The reality show idea may have been scrapped, but the kids were still going to take on some of the best youth players in the world while they were in Doha. Before they could do that, though, they needed to do a little adjusting to the world around them. It wasn’t just Aspire’s massive dome or its half dozen pristine soccer pitches that amazed them. It was also the more pedestrian things like the all-you-could-eat buffet in the academy’s cafeteria, a revelation for kids who may not have grown up hungry but certainly had never experienced that kind of abundance. They discovered with delight that they could not only eat until stuffed but also could stockpile more food in their rooms for later.

  The rooms themselves held wonders for the kids as well. They were similar to those you might find at an average hotel in the West but seemed luxurious to boys who grew up in much more cramped and spartan conditions back home. “Everything was perfect,” recalled Yobou Thome, an Ivorian defender discovered during the second year of Football Dreams. “When I slept, everything was clean. When I went to the toilet and took a shower, my towel was clean. The TV in your room, free. I said to my family, ‘Hey, this place is very nice. I don’t want to come back. You stay in the Ivory Coast. Me, I stay here.’ ”

  When the kids weren’t marveling at their rooms or shoveling down food in the cafeteria, they were navigating new challenges like operating elevators and hot-water showers for the first time. “The reaction is very similar across the kids,” said Wendy Kinyeki, a Football Dreams staff member from Kenya. “For most of them, this is the first time they owned a passport. It’s the first time they traveled outside their village, let alone their country. They are visiting a place where streets are clean, people observe traffic rules, water comes out of taps, and there is no rationing of electricity. It’s a very foreign concept for them.”
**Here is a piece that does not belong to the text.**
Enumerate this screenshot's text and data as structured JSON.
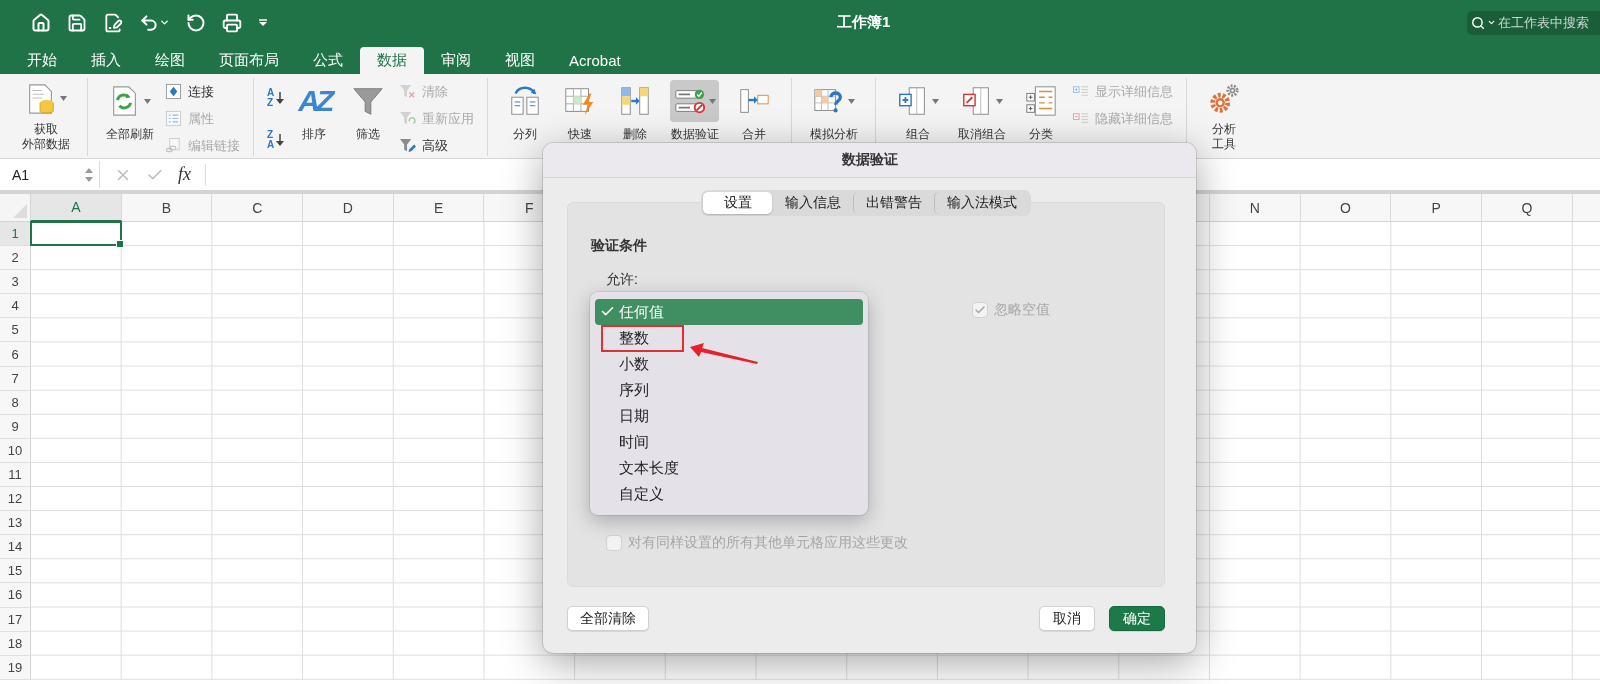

  The local coordinators traveling with the boys had some adjusting to do as well. One sat in his room in the dark for two days because he didn’t know he had to insert his key card to operate the lights and figured Doha was experiencing power shortages. But the coordinators were just as impressed by Aspire as the boys. “The environment was fantastic,” said Diawandou’s old coach, Bousso Ndiaye. He soaked in Aspire’s dome, its fields, and its food. But what truly blew him away was the academy’s high-tech sports medicine hospital, Aspetar, the same facility that treated Ivorian star Didier Drogba when he was injured. “After visiting the hospital, I trusted that Diawandou could grow up in this academy,” said Ndiaye.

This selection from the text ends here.